[Dnsmasq-discuss] DHCP - multiple ranges on the same interface

Mark Wiater mwiater@cablespeed.com
Fri, 07 Jan 2005 09:23:44 -0500


On Fri, 2005-01-07 at 14:02 +0000, Simon Kelley wrote:

> > I want to reserve a small block of addresses for those hosts who present
> > a specific vendor id, all others get an address out of the pool without
> > an associated network id.
> 
> That's not directly possible: It's possible to use vendorclass to 
> control which set of options a host receives, but not the address it 
> gets allocated.

Oh no, that's sad.
> 
> If your "special" hosts have known MAC addresses, you could just 
> allocate them addresses inside the 'test'  block using "dhcp-host" 
> configuration lines.

That was my original solution but I was hoping to avoid having to
customize each dhcp server to a client.
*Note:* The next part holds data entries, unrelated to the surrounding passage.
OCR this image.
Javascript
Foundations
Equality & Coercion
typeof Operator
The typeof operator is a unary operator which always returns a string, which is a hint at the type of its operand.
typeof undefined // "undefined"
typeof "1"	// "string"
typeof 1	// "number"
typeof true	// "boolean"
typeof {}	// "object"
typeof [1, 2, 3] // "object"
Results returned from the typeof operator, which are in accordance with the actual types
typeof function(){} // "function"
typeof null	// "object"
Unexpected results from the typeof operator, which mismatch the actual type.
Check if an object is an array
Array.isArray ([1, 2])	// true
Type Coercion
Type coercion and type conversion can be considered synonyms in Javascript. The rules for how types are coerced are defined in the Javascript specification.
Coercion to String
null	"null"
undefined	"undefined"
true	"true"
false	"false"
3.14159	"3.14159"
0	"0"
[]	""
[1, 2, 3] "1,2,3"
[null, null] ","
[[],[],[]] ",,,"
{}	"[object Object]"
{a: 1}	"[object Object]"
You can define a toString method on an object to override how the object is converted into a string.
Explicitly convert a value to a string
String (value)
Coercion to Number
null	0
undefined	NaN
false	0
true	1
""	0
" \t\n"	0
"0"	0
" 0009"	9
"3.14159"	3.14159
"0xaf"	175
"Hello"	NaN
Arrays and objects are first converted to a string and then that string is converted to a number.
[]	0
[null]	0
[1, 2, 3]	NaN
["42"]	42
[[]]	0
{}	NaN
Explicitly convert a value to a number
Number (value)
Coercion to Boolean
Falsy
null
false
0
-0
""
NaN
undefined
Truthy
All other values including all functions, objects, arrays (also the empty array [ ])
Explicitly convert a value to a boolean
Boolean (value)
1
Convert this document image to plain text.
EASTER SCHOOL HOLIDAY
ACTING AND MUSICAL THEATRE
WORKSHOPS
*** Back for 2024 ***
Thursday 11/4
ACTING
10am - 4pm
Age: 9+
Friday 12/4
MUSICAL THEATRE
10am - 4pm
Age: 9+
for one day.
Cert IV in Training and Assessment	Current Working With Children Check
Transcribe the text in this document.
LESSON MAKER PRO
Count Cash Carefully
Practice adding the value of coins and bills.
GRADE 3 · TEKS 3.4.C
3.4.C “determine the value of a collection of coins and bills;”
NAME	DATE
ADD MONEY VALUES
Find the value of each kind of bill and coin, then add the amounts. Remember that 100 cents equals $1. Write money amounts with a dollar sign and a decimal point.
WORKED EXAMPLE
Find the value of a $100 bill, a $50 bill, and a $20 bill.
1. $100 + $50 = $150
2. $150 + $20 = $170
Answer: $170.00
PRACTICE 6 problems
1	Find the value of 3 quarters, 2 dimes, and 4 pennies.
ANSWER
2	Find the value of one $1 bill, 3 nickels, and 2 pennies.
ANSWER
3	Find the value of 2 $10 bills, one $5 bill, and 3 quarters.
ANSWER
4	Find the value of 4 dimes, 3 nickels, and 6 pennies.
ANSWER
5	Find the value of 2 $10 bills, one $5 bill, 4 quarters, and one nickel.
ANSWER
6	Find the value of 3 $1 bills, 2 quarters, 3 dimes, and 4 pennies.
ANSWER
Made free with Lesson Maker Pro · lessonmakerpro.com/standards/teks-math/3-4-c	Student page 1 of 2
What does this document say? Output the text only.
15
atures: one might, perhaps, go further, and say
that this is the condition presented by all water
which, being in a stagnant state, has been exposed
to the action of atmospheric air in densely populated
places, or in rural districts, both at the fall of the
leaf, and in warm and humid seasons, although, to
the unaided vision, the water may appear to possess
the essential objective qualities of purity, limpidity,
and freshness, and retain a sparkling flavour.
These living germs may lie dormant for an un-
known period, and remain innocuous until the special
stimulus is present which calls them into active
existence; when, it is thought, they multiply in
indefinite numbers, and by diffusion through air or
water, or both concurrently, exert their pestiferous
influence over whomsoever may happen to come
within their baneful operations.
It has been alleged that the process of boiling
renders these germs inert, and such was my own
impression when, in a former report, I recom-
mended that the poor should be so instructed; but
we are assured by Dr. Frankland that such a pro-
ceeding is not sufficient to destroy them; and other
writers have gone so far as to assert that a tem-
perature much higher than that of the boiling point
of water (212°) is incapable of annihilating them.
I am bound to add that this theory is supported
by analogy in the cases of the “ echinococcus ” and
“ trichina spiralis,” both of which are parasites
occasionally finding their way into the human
I'm evaluating dnsmasq as part
of a corporate vpn deployment and wanted to have a single dnsmasq
configuration for all of the remote nodes. 
> 
> 
> > 
> > This is the relevant configuration:
> > 
> > dhcp-range=test,172.16.1.4,172.16.1.15,1h
> > 
> > dhcp-range=172.16.1.32,172.16.1.199,12h
> > dhcp-vendorclass=test,vendor.class.identifier
> > dhcp-option=test,176,opt1=10.0.0.50,opt2=1719,opt3=10.0.0.49
> ^^^^^^^^^^  this looks very strange, you need a separate "dhcp-option" 
> line for each option.

it works fine like that.
> 
> > dhcp-option=7,172.16.1.1
> > 
> > 
> > What I'm finding is that a host who doesn't present a vendor class
> > identifier at all is getting an address in the TEST network id range.
> > 
> > For what it's worth, I've also found that I need to have the whole
> > string 'vendor.class.identifier' configured, else dnsmasq will not
> > assign an IP in the reserved space.
> 
> 
> It should do a substring match: do you still see that with verions 2.19?

I'll test that as soon as I can.
> > 
> > One more data point, the host that is getting the address in the
> > reserved space is setting option 50 with ip address 172.16.1.13, is it
> > possible to tell dnsmasq to ignore hosts that request a specific
> > address?
> 
> You can tell dnsmasq to ignore clients with a specific MAC address.
> You can also tell dnsmasq to allocate a particular address to a 
> particular host and it will then reject attempts by that host to use a 
> different address. Is that what you need?

Again, I was trying to avoid having a unique dnsmasq.conf for each
endpoint. Allocating an address from a block associated with a netid
would be ideal.

> 
> 
> Cheers,
> 
> Simon.
> 
BTW, good work on dnsmasq. And thanks.